Efficient Bulk Heterojunction Solar Cells Based on a Broadly Absorbing Phenylenevinylene Copolymer Containing Thiophene and Pyrrole Rings

摘要

A novel low band gap alternating phenylenevinylene copolymer, P, containing thiophene and pyrrole rings was synthesized by Heck polycondensation. It was soluble in common organic solvents and showed a long-wavelength absorption maximum at 596—635 nm and an optical band gap of 1.65 eV. The electrochemical properties and electronic energy levels of P were studied by cyclic voltammetry. The highest occupied molecular orbital (HOMO) level of P is deeper than that of poly(3-hexylthiophene) (P3HT). The polymer solar cells (PSCs) based on P with a modified l-(3-methoxycarbonyl)-propyl-1-phenyl-[6,6]-C-61 (PCBM) (i.e., E) as an electron acceptor shows higher open circuit voltage (V_(oc)) than that for the device based on P3HT. The power conversion efficiency (PCE) for the devices P—F and P—PCBM processed from tetrahydrofuran (THF) solvent is approximately 2.42% and 1.50%, respectively.

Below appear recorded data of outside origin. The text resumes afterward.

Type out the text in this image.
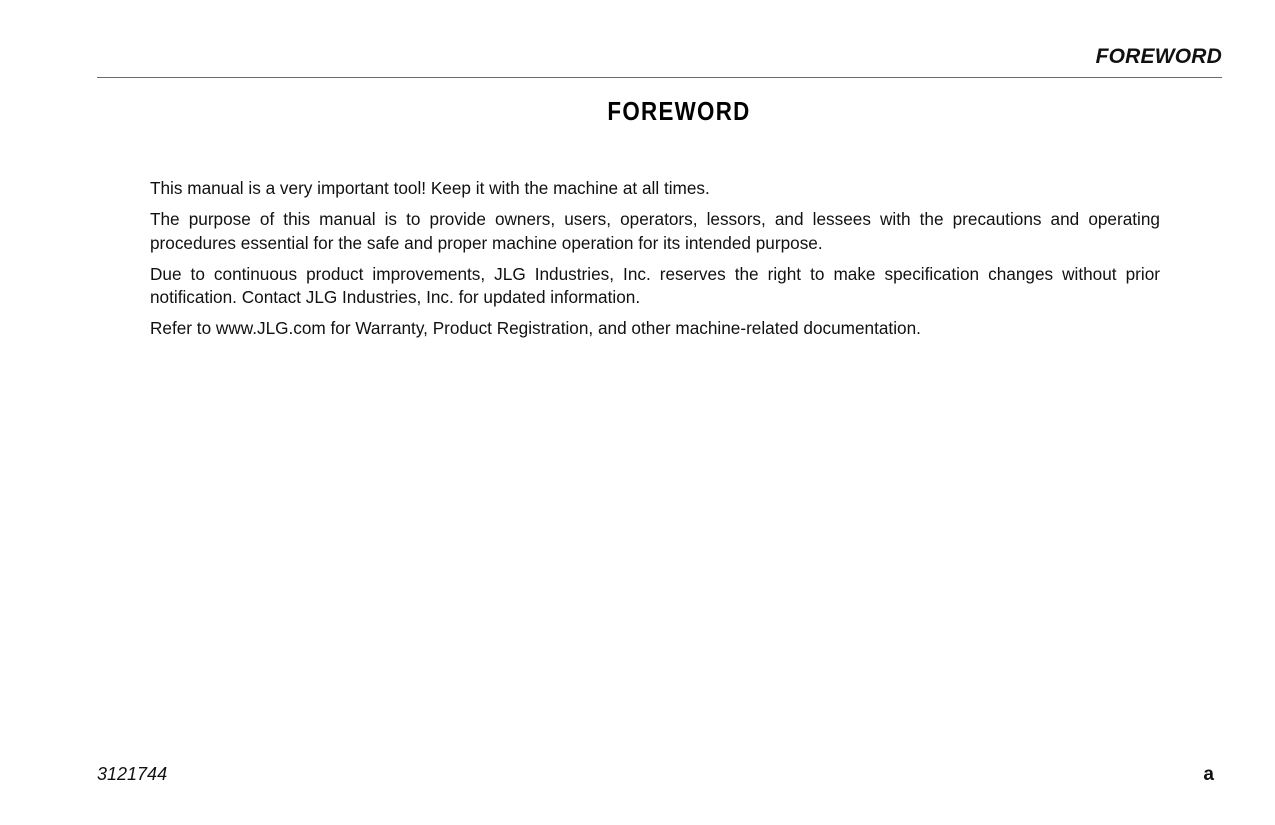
FOREWORD
FOREWORD

This manual is a very important tool! Keep it with the machine at all times.

The purpose of this manual is to provide owners, users, operators, lessors, and lessees with the precautions and operating procedures essential for the safe and proper machine operation for its intended purpose.

Due to continuous product improvements, JLG Industries, Inc. reserves the right to make specification changes without prior notification. Contact JLG Industries, Inc. for updated information.

Refer to www.JLG.com for Warranty, Product Registration, and other machine-related documentation.

3121744	a
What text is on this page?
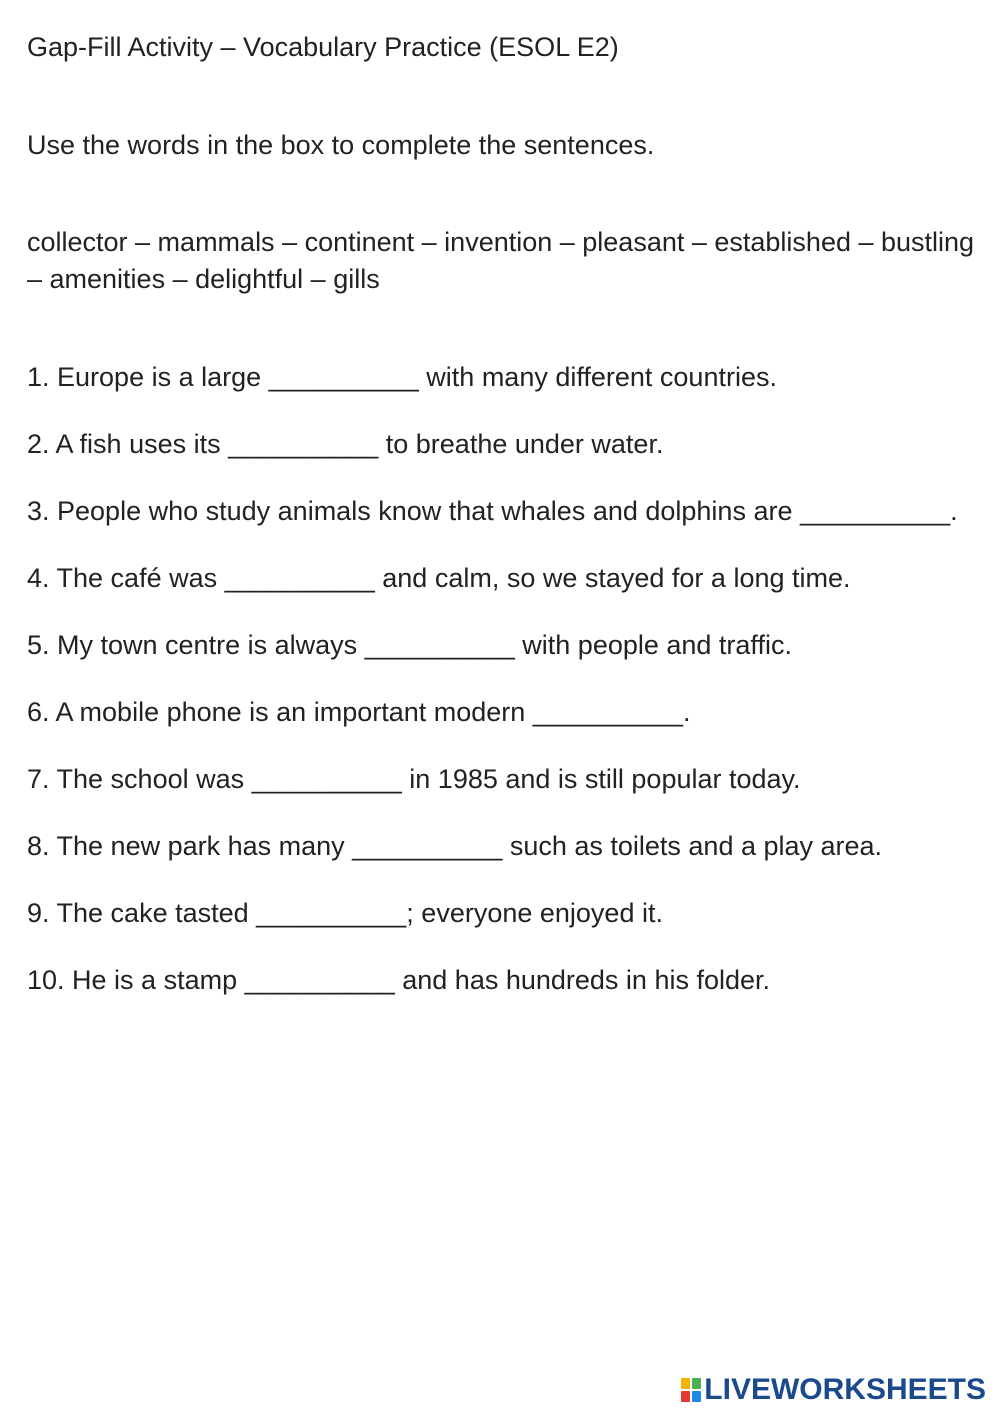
Gap-Fill Activity – Vocabulary Practice (ESOL E2)
Use the words in the box to complete the sentences.
collector – mammals – continent – invention – pleasant – established – bustling – amenities – delightful – gills
1. Europe is a large __________ with many different countries.
2. A fish uses its __________ to breathe under water.
3. People who study animals know that whales and dolphins are __________.
4. The café was __________ and calm, so we stayed for a long time.
5. My town centre is always __________ with people and traffic.
6. A mobile phone is an important modern __________.
7. The school was __________ in 1985 and is still popular today.
8. The new park has many __________ such as toilets and a play area.
9. The cake tasted __________; everyone enjoyed it.
10. He is a stamp __________ and has hundreds in his folder.
LIVEWORKSHEETS
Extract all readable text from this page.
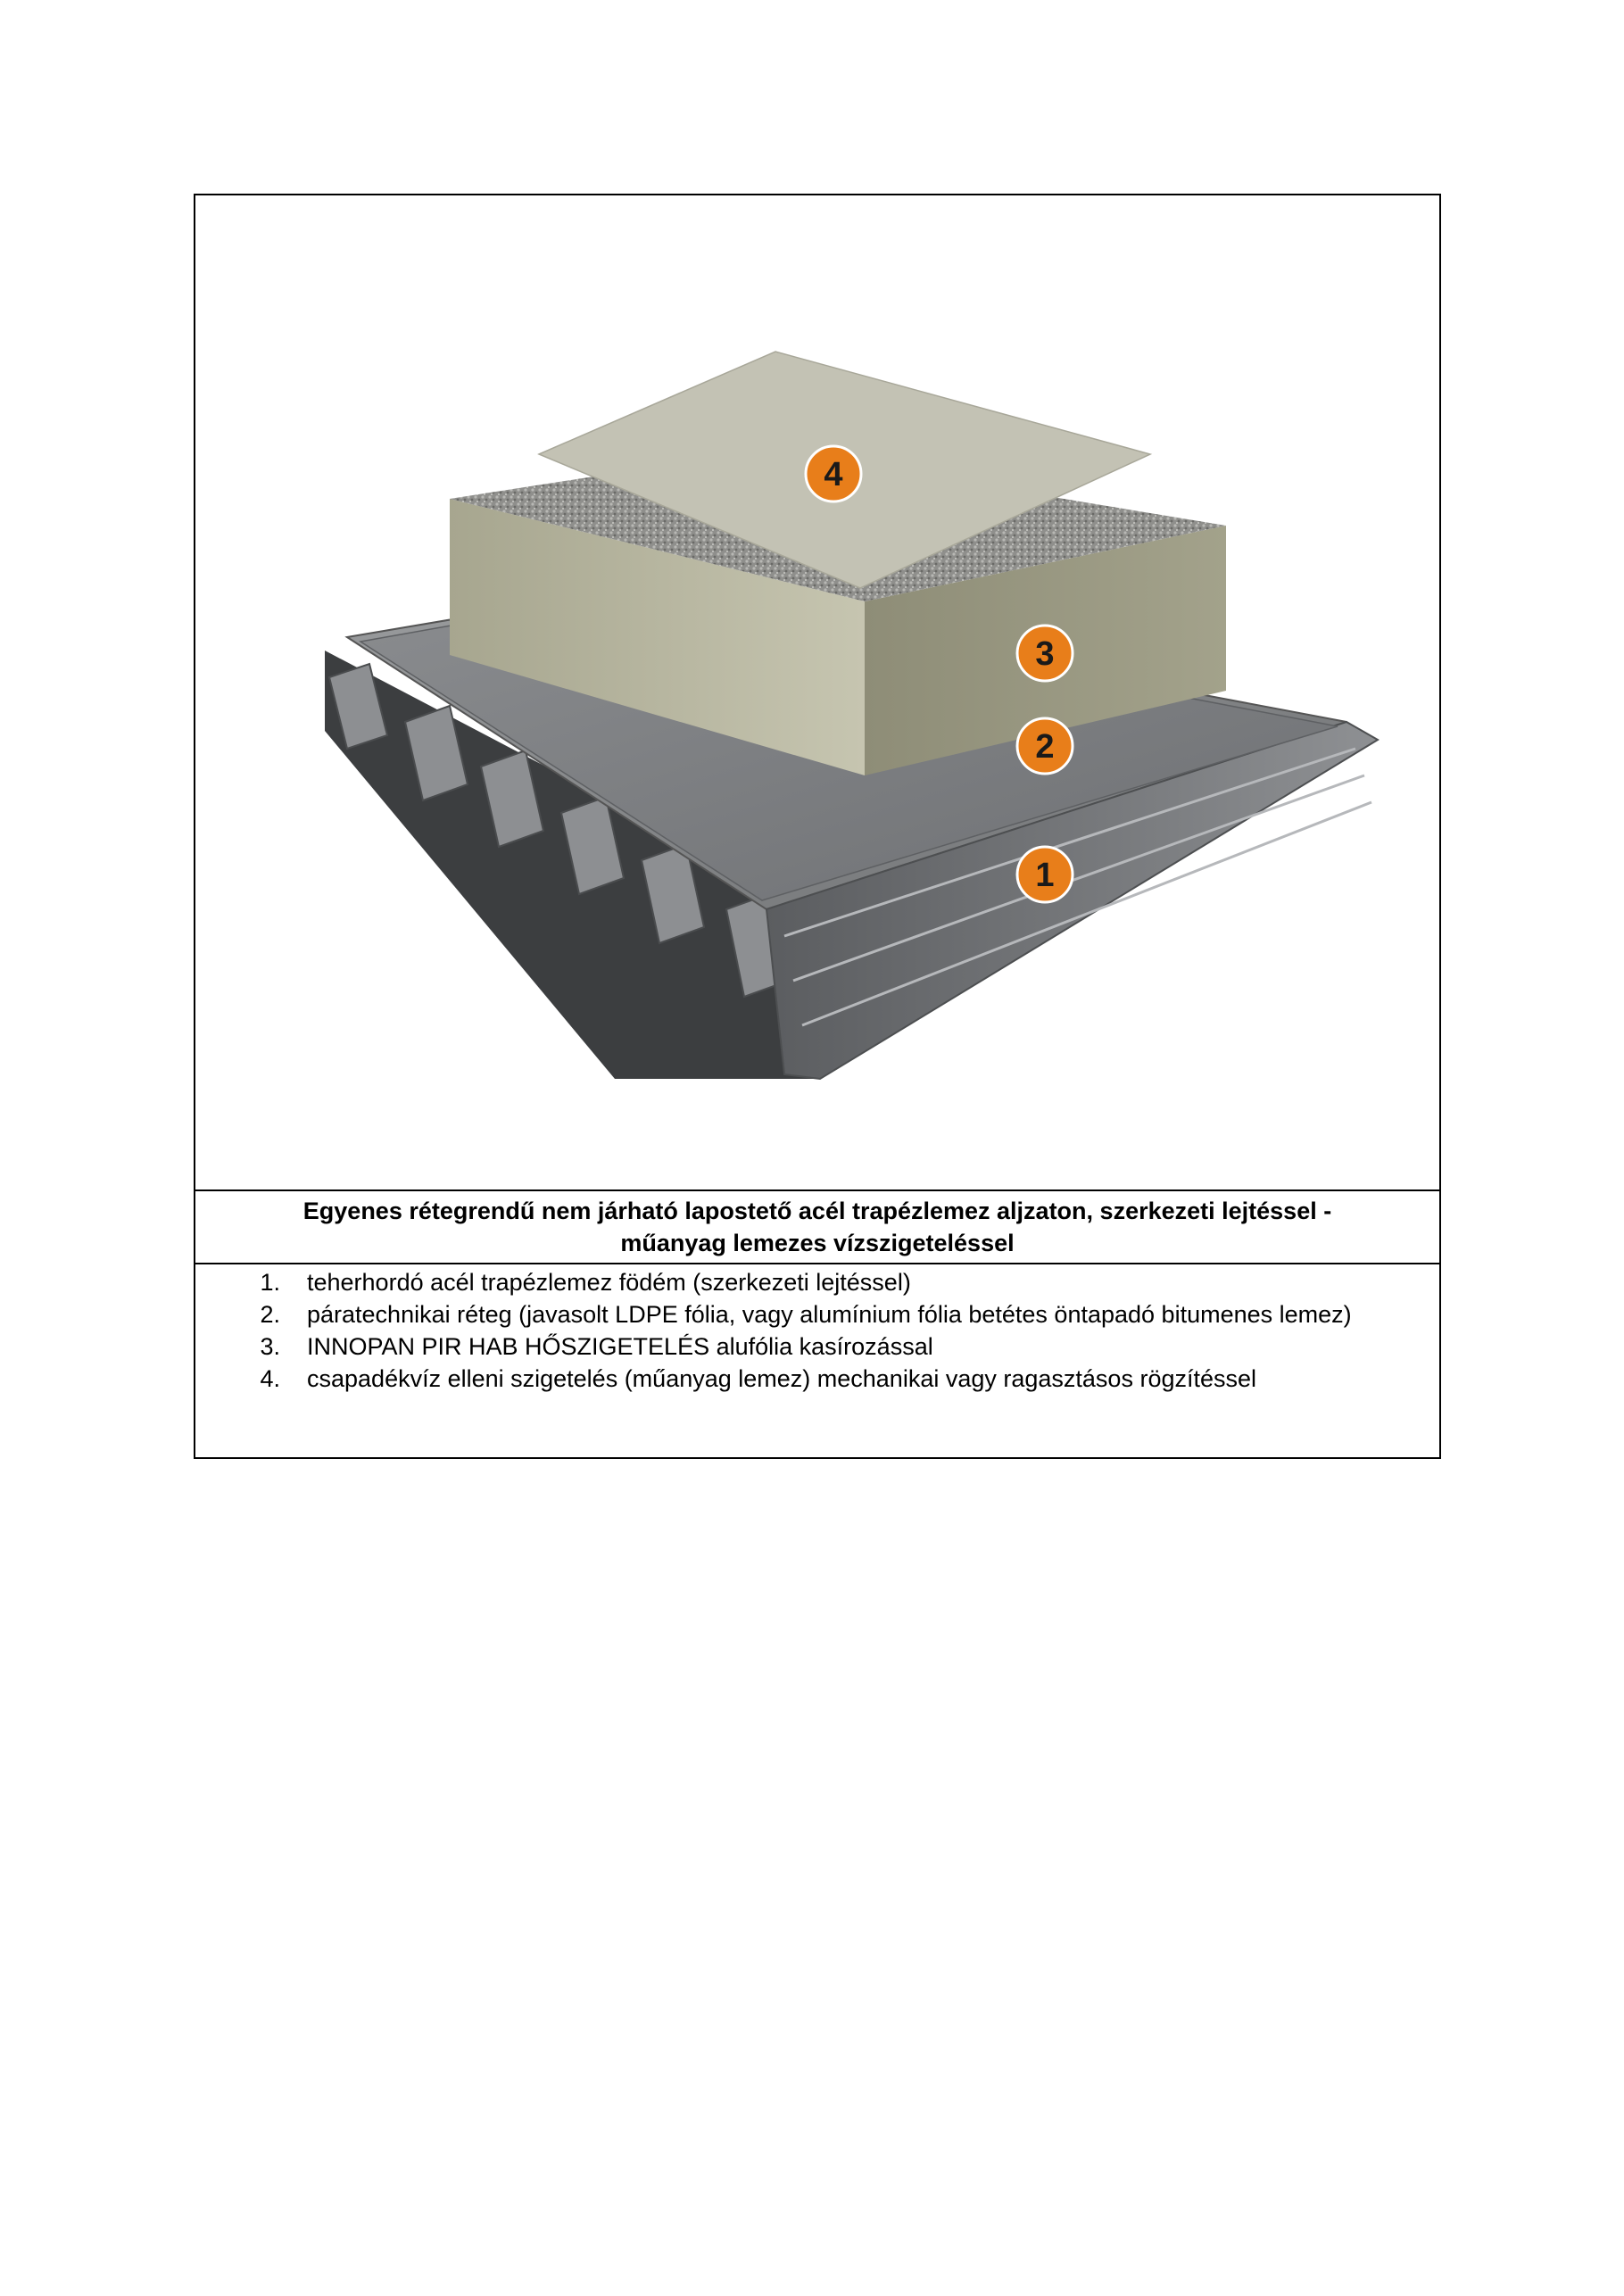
4
3
2
1
Egyenes rétegrendű nem járható lapostető acél trapézlemez aljzaton, szerkezeti lejtéssel -
műanyag lemezes vízszigeteléssel
1.	teherhordó acél trapézlemez födém (szerkezeti lejtéssel)
2.	páratechnikai réteg (javasolt LDPE fólia, vagy alumínium fólia betétes öntapadó bitumenes lemez)
3.	INNOPAN PIR HAB HŐSZIGETELÉS alufólia kasírozással
4.	csapadékvíz elleni szigetelés (műanyag lemez) mechanikai vagy ragasztásos rögzítéssel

The enhanced PCE is attributed to the higher value of both V_(oc) and short circuit current (J_(SC)). The PCE of the devices based on P—F processed from mixed solvents has been further improved. The P—F blend film cast from mixed solvents shows higher absorption and incident photons to current efficiency (IPCE) with respect to the THF-cast film. The overall PCE for the PSC processed from 1-chloronaphthalene (CN)/THF (thermally annealed) is 4.14%. The improved PCE has been attributed to the increased crystallite size and hole mobility in the blend, resulting in balanced charge transport.